Author

Kai-Fu Lee
Kai-Fu Lee was born on December 3, 1961. He is a Taiwanese-born American computer scientist, businessman, and writer. He is currently based in Beijing, China.
Lee was born in Taipei, Taiwan. He is the son of Li Tinman, a legislator and historian from Sichuan, China. Lee has detailed his personal life and career history in his autobiography in both Chinese and English, making a World of Difference, published in October 2011.
In 1973, Lee emigrated to the United States and attended high school in Oak Ridge, Tennessee. He graduated summa cum laude from Columbia University, earning a B.S. degree in computer science in 1983. He went on to earn a Ph.D. in computer science from Carnegie Mellon University in 1988.

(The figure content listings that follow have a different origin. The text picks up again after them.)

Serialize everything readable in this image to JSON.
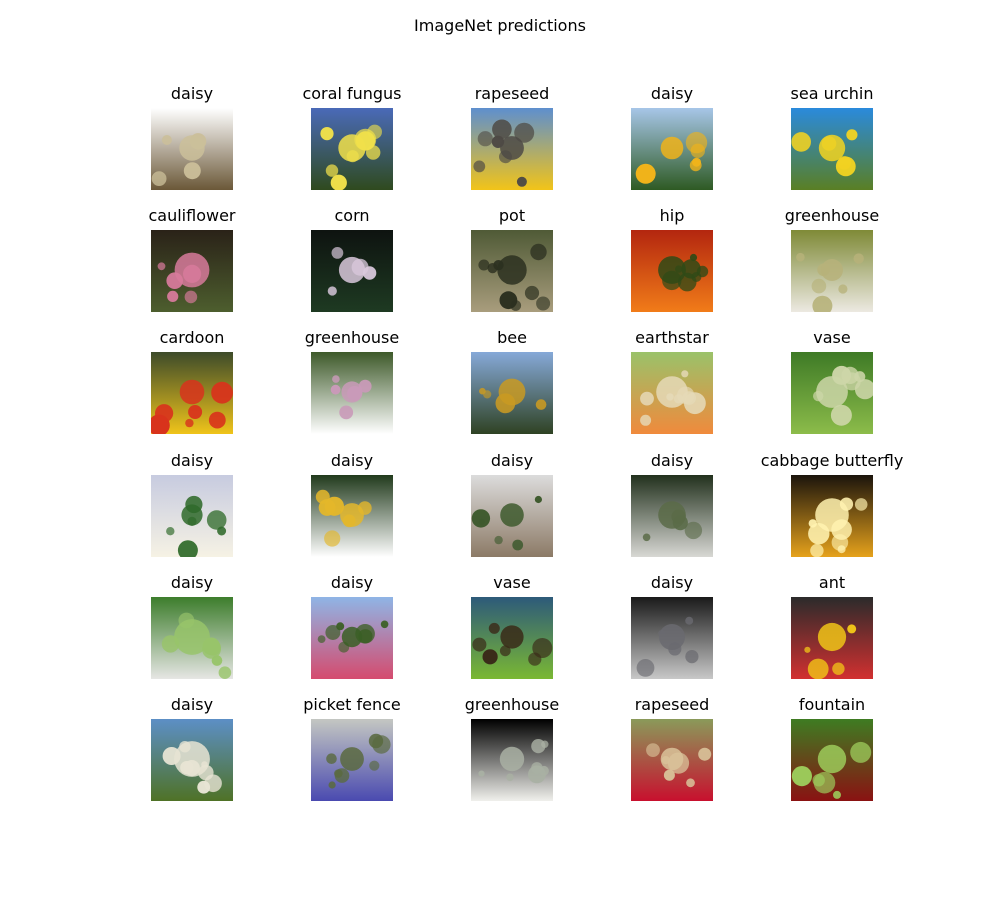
{
  "title": "ImageNet predictions",
  "grid": {
    "rows": 6,
    "cols": 5,
    "items": [
      {
        "label": "daisy",
        "thumbnail": "rose-photo-print",
        "colors": [
          "#ffffff",
          "#6b5838",
          "#cbbf9a"
        ]
      },
      {
        "label": "coral fungus",
        "thumbnail": "yellow-flowers",
        "colors": [
          "#4a6ab8",
          "#2f4a1e",
          "#f1e14a"
        ]
      },
      {
        "label": "rapeseed",
        "thumbnail": "windmill-tulips",
        "colors": [
          "#5e8fce",
          "#f2c418",
          "#4e4a45"
        ]
      },
      {
        "label": "daisy",
        "thumbnail": "sunflower-field",
        "colors": [
          "#a7c6e8",
          "#2e5a23",
          "#f0b31a"
        ]
      },
      {
        "label": "sea urchin",
        "thumbnail": "dandelion-meadow",
        "colors": [
          "#2a8adc",
          "#5a7f24",
          "#f3d321"
        ]
      },
      {
        "label": "cauliflower",
        "thumbnail": "flower-pot-vignette",
        "colors": [
          "#2a2218",
          "#4d5e2e",
          "#d77a9b"
        ]
      },
      {
        "label": "corn",
        "thumbnail": "dandelion-dark",
        "colors": [
          "#0e1310",
          "#1e3a22",
          "#d9c8dc"
        ]
      },
      {
        "label": "pot",
        "thumbnail": "people-garden",
        "colors": [
          "#4f5a36",
          "#a99d7d",
          "#2c3020"
        ]
      },
      {
        "label": "hip",
        "thumbnail": "orange-flowers",
        "colors": [
          "#b3260f",
          "#f17c19",
          "#2f4a16"
        ]
      },
      {
        "label": "greenhouse",
        "thumbnail": "dandelion-seedhead",
        "colors": [
          "#7f8a37",
          "#ece9e1",
          "#b7b27a"
        ]
      },
      {
        "label": "cardoon",
        "thumbnail": "tulip-rows",
        "colors": [
          "#3d4b2a",
          "#f0c41a",
          "#d8331c"
        ]
      },
      {
        "label": "greenhouse",
        "thumbnail": "bench-tulips",
        "colors": [
          "#3e5a2a",
          "#ffffff",
          "#c99ab8"
        ]
      },
      {
        "label": "bee",
        "thumbnail": "sunflowers-sky",
        "colors": [
          "#86a9d8",
          "#2f4223",
          "#c99a22"
        ]
      },
      {
        "label": "earthstar",
        "thumbnail": "orange-tulips",
        "colors": [
          "#9ac26a",
          "#f08a3c",
          "#e5d9b7"
        ]
      },
      {
        "label": "vase",
        "thumbnail": "dandelion-green",
        "colors": [
          "#3e7a26",
          "#8cbc4a",
          "#cdd6a8"
        ]
      },
      {
        "label": "daisy",
        "thumbnail": "white-rose-cake",
        "colors": [
          "#c7cbe0",
          "#f6f2e4",
          "#2f6a2a"
        ]
      },
      {
        "label": "daisy",
        "thumbnail": "white-daisy",
        "colors": [
          "#213a1c",
          "#ffffff",
          "#e4b72a"
        ]
      },
      {
        "label": "daisy",
        "thumbnail": "memorial-cross",
        "colors": [
          "#dcdcdc",
          "#8c7a66",
          "#3e5a2e"
        ]
      },
      {
        "label": "daisy",
        "thumbnail": "dandelion-dark-green",
        "colors": [
          "#22311d",
          "#d8d8d4",
          "#5a6b48"
        ]
      },
      {
        "label": "cabbage butterfly",
        "thumbnail": "dandelion-sunset",
        "colors": [
          "#1b140c",
          "#e6a21c",
          "#fff2b0"
        ]
      },
      {
        "label": "daisy",
        "thumbnail": "dandelion-clock",
        "colors": [
          "#3d7d2c",
          "#e6e6e4",
          "#98c46a"
        ]
      },
      {
        "label": "daisy",
        "thumbnail": "tulips-sky",
        "colors": [
          "#8fb5e6",
          "#d54b6e",
          "#3a5f24"
        ]
      },
      {
        "label": "vase",
        "thumbnail": "sunflower-closeup",
        "colors": [
          "#2d5a7a",
          "#7ab833",
          "#3a2a18"
        ]
      },
      {
        "label": "daisy",
        "thumbnail": "marching-band",
        "colors": [
          "#1a1a1a",
          "#c8c8c8",
          "#6a6a70"
        ]
      },
      {
        "label": "ant",
        "thumbnail": "man-sunflowers",
        "colors": [
          "#2b2b2b",
          "#d23030",
          "#f0c418"
        ]
      },
      {
        "label": "daisy",
        "thumbnail": "dandelions-field",
        "colors": [
          "#5c8fc6",
          "#4f7226",
          "#e8e4d4"
        ]
      },
      {
        "label": "picket fence",
        "thumbnail": "glasshouse-lavender",
        "colors": [
          "#c4c7c2",
          "#4a4ab0",
          "#5a6a40"
        ]
      },
      {
        "label": "greenhouse",
        "thumbnail": "white-roses-black",
        "colors": [
          "#000000",
          "#f0f0ec",
          "#a9b0a3"
        ]
      },
      {
        "label": "rapeseed",
        "thumbnail": "red-rose",
        "colors": [
          "#8a9a5a",
          "#c8102e",
          "#d9c39a"
        ]
      },
      {
        "label": "fountain",
        "thumbnail": "red-sunflower",
        "colors": [
          "#3e7c22",
          "#8a1212",
          "#9ccb5b"
        ]
      }
    ]
  }
}
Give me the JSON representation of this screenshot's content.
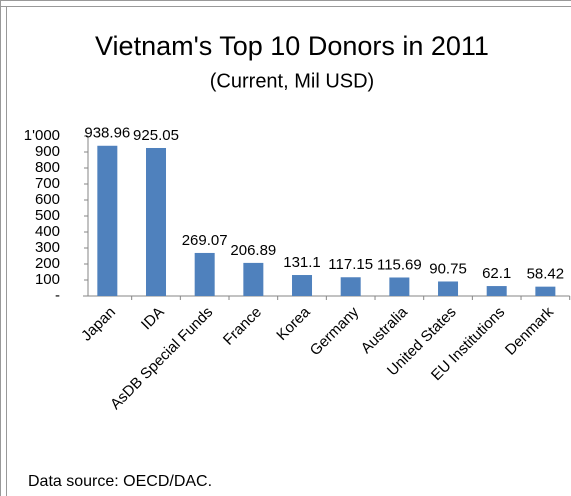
{
  "chart_data": {
    "type": "bar",
    "title": "Vietnam's Top 10 Donors in 2011",
    "subtitle": "(Current, Mil USD)",
    "categories": [
      "Japan",
      "IDA",
      "AsDB Special Funds",
      "France",
      "Korea",
      "Germany",
      "Australia",
      "United States",
      "EU Institutions",
      "Denmark"
    ],
    "values": [
      938.96,
      925.05,
      269.07,
      206.89,
      131.1,
      117.15,
      115.69,
      90.75,
      62.1,
      58.42
    ],
    "color": "#4f81bd",
    "ylim": [
      0,
      1000
    ],
    "yticks": [
      {
        "value": 0,
        "label": "-"
      },
      100,
      200,
      300,
      400,
      500,
      600,
      700,
      800,
      900,
      {
        "value": 1000,
        "label": "1'000"
      }
    ],
    "source": "Data source: OECD/DAC."
  }
}
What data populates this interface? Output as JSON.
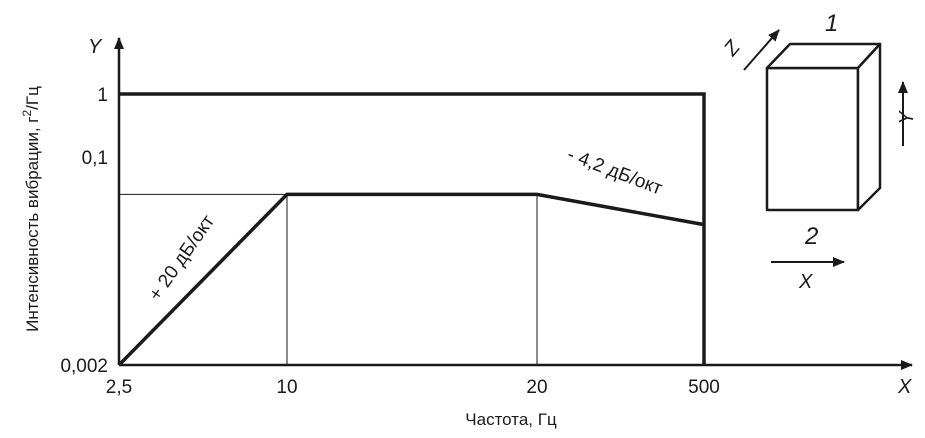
{
  "chart_data": {
    "type": "line",
    "x_axis_letter": "X",
    "y_axis_letter": "Y",
    "xlabel": "Частота, Гц",
    "ylabel_main": "Интенсивность вибрации, г",
    "ylabel_sup": "2",
    "ylabel_tail": "/Гц",
    "x_ticks": [
      "2,5",
      "10",
      "20",
      "500"
    ],
    "y_ticks": [
      "0,002",
      "0,1",
      "1"
    ],
    "series": [
      {
        "x": [
          2.5,
          10,
          20,
          500
        ],
        "y": [
          0.002,
          0.1,
          0.1,
          0.05
        ]
      },
      {
        "x": [
          2.5,
          500,
          500
        ],
        "y": [
          1,
          1,
          0.002
        ]
      }
    ],
    "annotations": {
      "rise": "+ 20 дБ/окт",
      "fall": "- 4,2 дБ/окт"
    },
    "inset": {
      "face_top": "1",
      "face_bottom": "2",
      "axis_z": "Z",
      "axis_y": "Y",
      "axis_x": "X"
    }
  }
}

Lee developed a speaker-independent, continuous speech recognition system as his Ph.D. thesis at Carnegie Mellon. He later worked as an executive, first at Apple, then SGI, Microsoft, and Google. He became the focus of a 2005 legal dispute between Google and Microsoft, his former employer, due to a one-year non-compete agreement that he signed with Microsoft in 2000 when he became its corporate vice president of interactive services. In his 2018 book AI Superpowers: China, Silicon Valley, and the New World Order, Lee describes how China is rapidly moving forward to become the global leader in AI, and may well surpass the United States, because of China's demographics and its amassing of huge data sets. In a 28 September 2018 interview on the PBS Amanpour program, he stated that artificial intelligence, with all its capabilities, will never be capable of creativity or empathy.
Lee has written two books on speech recognition and more than 60 papers in computer science. His doctoral dissertation was published in 1988 as a Kluwer monograph, Automatic Speech Recognition. After two years as a faculty member at Carnegie Mellon, Lee joined Apple Computer in 1990 as a principal research scientist. While at Apple (1990–1996), he headed R&D groups responsible for Apple Bandai Pippin, Paintal, Casper (speech interface), Galata (text to speech system) for Mac Computers.